La contribution du tourisme au PIB, cette année seulement, est de 2% de plus que ce que nous avions estimé, car les performances de notre industrie touristique sont bien meilleures que ce que nous avions prévu et cela n’est pas lié à la crise au Moyen-Orient ou la situation en Egypte. Cela est donc un bon présage et de tels signes positifs sont visibles dans d’autres domaines également, encore faut-il que nous nous en tenions à notre ligne de conduite. Et cette ligne de conduite, en quelques mots, est : le peuple ne peut supporter d’autres sacrifices. Nous ne pouvons imposer de nouvelles mesures, nous ne pouvons accepter d’autres baisses des salaires, des retraites et des revenus.

De telles mesures ne contribuent pas à relancer l’économie, elles limitent au contraire la demande et alimentent le cercle vicieux de la récession et du chômage. Nous sommes toutefois tenus d’avancer, sans fléchir, vers ce que nous appelons les changements structurels. Que la Grèce puisse devenir un Etat européen normal, avoir une économie compétitive, un nouveau modèle de croissance et de production. Que nous organisions un nouveau type d’Etat social, non seulement en Grèce, mais aussi dans toute l’Europe, un Etat qui ne soit pas menacé par une nouvelle crise budgétaire. Car aujourd’hui, nous sommes confrontés à un gros problème démographique qui se reflète sur les retraites, la résistance des caisses d’assurance, tout ce que vous voyez au quotidien et je suis certain que vous suivez les médias grecs ou américains et que vous savez exactement ce qui se passe en Grèce.

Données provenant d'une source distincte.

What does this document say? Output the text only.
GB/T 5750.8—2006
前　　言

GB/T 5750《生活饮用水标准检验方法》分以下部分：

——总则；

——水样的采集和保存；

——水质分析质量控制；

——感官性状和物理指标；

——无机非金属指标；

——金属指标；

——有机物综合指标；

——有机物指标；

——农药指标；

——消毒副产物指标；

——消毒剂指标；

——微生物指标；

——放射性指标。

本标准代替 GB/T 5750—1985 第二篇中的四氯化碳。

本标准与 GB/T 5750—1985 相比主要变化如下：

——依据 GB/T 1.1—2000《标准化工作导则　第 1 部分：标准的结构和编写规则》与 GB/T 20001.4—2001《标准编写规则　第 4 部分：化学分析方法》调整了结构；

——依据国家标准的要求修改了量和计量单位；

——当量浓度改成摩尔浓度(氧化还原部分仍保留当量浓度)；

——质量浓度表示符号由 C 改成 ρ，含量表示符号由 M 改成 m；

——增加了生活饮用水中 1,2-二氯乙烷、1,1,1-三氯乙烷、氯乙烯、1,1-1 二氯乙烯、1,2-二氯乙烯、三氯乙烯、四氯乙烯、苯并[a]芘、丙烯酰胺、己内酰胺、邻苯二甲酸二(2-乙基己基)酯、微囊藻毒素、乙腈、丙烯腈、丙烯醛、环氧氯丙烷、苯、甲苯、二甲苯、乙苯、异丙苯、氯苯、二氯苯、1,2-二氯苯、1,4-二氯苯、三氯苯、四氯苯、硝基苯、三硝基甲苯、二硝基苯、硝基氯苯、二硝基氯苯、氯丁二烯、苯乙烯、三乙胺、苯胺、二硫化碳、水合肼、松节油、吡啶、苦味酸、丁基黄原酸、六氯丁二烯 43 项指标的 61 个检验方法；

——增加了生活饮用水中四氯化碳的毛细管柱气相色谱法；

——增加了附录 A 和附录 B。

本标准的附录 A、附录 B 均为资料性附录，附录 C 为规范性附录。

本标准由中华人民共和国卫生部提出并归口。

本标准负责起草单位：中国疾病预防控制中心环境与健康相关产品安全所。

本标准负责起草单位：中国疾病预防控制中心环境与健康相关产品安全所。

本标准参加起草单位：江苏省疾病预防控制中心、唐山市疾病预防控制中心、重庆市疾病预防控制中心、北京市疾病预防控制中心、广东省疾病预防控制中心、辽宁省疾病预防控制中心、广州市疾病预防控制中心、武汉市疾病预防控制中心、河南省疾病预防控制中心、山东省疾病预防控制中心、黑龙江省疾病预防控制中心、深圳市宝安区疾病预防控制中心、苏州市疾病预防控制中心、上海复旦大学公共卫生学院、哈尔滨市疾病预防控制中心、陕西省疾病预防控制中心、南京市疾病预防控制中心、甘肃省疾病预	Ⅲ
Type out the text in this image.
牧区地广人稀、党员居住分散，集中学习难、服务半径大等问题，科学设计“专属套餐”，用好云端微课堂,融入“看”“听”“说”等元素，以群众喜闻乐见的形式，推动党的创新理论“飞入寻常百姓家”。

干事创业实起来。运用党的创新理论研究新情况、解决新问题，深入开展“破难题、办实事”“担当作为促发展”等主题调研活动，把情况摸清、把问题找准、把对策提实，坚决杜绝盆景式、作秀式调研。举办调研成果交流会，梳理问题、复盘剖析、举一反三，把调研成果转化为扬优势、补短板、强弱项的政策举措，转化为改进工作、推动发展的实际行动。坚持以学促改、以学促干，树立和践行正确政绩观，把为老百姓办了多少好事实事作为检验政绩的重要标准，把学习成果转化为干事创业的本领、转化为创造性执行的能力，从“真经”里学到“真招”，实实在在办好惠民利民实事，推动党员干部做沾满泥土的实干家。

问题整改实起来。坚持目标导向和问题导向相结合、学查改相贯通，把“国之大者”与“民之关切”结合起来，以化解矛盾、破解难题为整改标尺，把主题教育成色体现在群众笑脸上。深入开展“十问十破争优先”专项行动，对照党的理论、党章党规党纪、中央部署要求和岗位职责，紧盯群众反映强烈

Vous avez beaucoup enduré, tout comme le peuple grec. Les Grecs, comme chaque nation, sont fiers et nous avons une raison historique supplémentaire de l’être. Nous n’avons pas seulement l’obligation, mais le devoir de dignité nationale, qui est un élément de la souveraineté nationale. Malheureusement, nous nous sommes retrouvés dans une position de faiblesse, car nous devions emprunter à nos partenaires et organisations internationales parce que les marchés étaient fermés. Le retour sur les marchés se fera très bientôt, plus tôt que prévu. Et le paradoxe est que ce retour sur les marchés permettra à la Grèce d’emprunter et cela attestera du fait qu’elle a retrouvé son indépendance et souveraineté nationales à cet égard.

Vous, depuis ce nouveau monde, l’Amérique, pouvez voir plus clairement la relation entre les Etats-Unis et l’Europe, l’économie européenne, comment l’axe euro-atlantique fonctionne s’agissant des questions de sécurité, depuis la première guerre mondiale, depuis le Président Wilson, et s’agissant bien entendu de l’économie, comment l’OTAN et le FMI fonctionnent. Il existe un espace euro-atlantique unique et les relations sont très étroites, il y a une relation d’interdépendance.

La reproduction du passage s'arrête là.